I did some digging around my closet and was able to find those BDQ
issues. They're next to me bed now, to stare at and dream, while
falling asleep...

--- In bolger@y..., "pvanderwaart" <pvanderw@o...> wrote:
> > I remember seeing a Bolger design in Boat Design Quarterly, about
a
> > steel singlehander, about 20 ft length.
>
> Col. H. G. Hasler, #635. Never built as far as I have ever heard.
>
> This would be a very unusual boat. Performance would be quite
modest
> except in strong winds, but it would have safety and endurance far
> beyond the usual.
> - PHV
Reading between the lines of the review in BDQ, I got the impression
that author Mike O'Brien (who seems to have never met a Bolger boat
he didn't like) was a bit taken aback by the aesthetics--or lack
thereof--of the Col. Hasler. Still, for heavy weather, high latitude
single-handing, you could do far worse. Who cares what the boat looks
like when you're forty miles south of the Horn, surfing sixty foot
greybeards as they endlessly circumnavigate Antartica?

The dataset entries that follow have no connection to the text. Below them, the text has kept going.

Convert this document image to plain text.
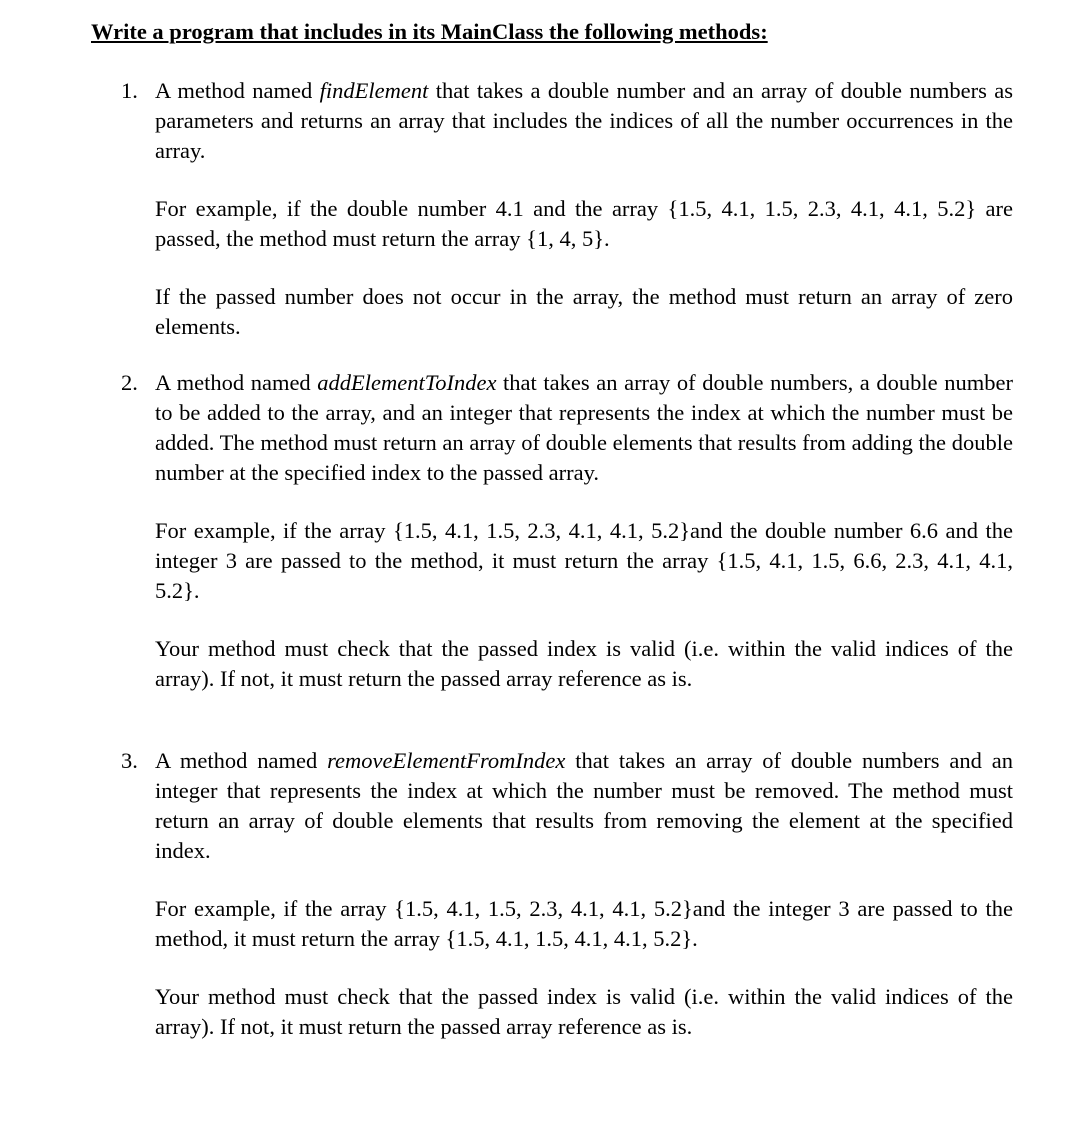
Write a program that includes in its MainClass the following methods:
1. A method named findElement that takes a double number and an array of double numbers as parameters and returns an array that includes the indices of all the number occurrences in the array.

For example, if the double number 4.1 and the array {1.5, 4.1, 1.5, 2.3, 4.1, 4.1, 5.2} are passed, the method must return the array {1, 4, 5}.

If the passed number does not occur in the array, the method must return an array of zero elements.

2. A method named addElementToIndex that takes an array of double numbers, a double number to be added to the array, and an integer that represents the index at which the number must be added. The method must return an array of double elements that results from adding the double number at the specified index to the passed array.

For example, if the array {1.5, 4.1, 1.5, 2.3, 4.1, 4.1, 5.2}and the double number 6.6 and the integer 3 are passed to the method, it must return the array {1.5, 4.1, 1.5, 6.6, 2.3, 4.1, 4.1, 5.2}.

Your method must check that the passed index is valid (i.e. within the valid indices of the array). If not, it must return the passed array reference as is.

3. A method named removeElementFromIndex that takes an array of double numbers and an integer that represents the index at which the number must be removed. The method must return an array of double elements that results from removing the element at the specified index.

For example, if the array {1.5, 4.1, 1.5, 2.3, 4.1, 4.1, 5.2}and the integer 3 are passed to the method, it must return the array {1.5, 4.1, 1.5, 4.1, 4.1, 5.2}.

Your method must check that the passed index is valid (i.e. within the valid indices of the array). If not, it must return the passed array reference as is.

A much prettier and almost as seaworthy a hull would be Romp, a
30'x8'x1' Thames barge type vessel. There are at least two boats
built to the plans, one of which has done extensive offshore
cruising. I don't know if I would want to take this boat to the
Roaring Forties, but it has survived at least one hurricane. The main
problems with the design, imho, are: no provision for an engine, a
leg o' mutton yawl rig (not the greatest for offshore work), a main
mast that requires a crane to step it, and a huge sole-to-deck
centerboard case that splits the amidships cabin into two narrow
caves. Bolger long ago promised revisions addressing these issues,
but so far nothing has come of them (as far as I know),

porky

--- In bolger@y..., "pvanderwaart" <pvanderw@o...> wrote:
> > I remember seeing a Bolger design in Boat Design Quarterly, about
a
> > steel singlehander, about 20 ft length.
>
> Col. H. G. Hasler, #635. Never built as far as I have ever heard.
>
> This would be a very unusual boat. Performance would be quite
modest
> except in strong winds, but it would have safety and endurance far
> beyond the usual.
> - PHV
> I remember seeing a Bolger design in Boat Design Quarterly, about a
> steel singlehander, about 20 ft length.

Col. H. G. Hasler, #635. Never built as far as I have ever heard.

This would be a very unusual boat. Performance would be quite modest
except in strong winds, but it would have safety and endurance far
beyond the usual.
- PHV
I remember seeing a Bolger design in Boat Design Quarterly, about a
steel singlehander, about 20 ft length. I was wondering if anyone
has heard of someone actually building or sailing one of these? I
beleive it was Design No. Six hundred and something, 635 maybe or 653.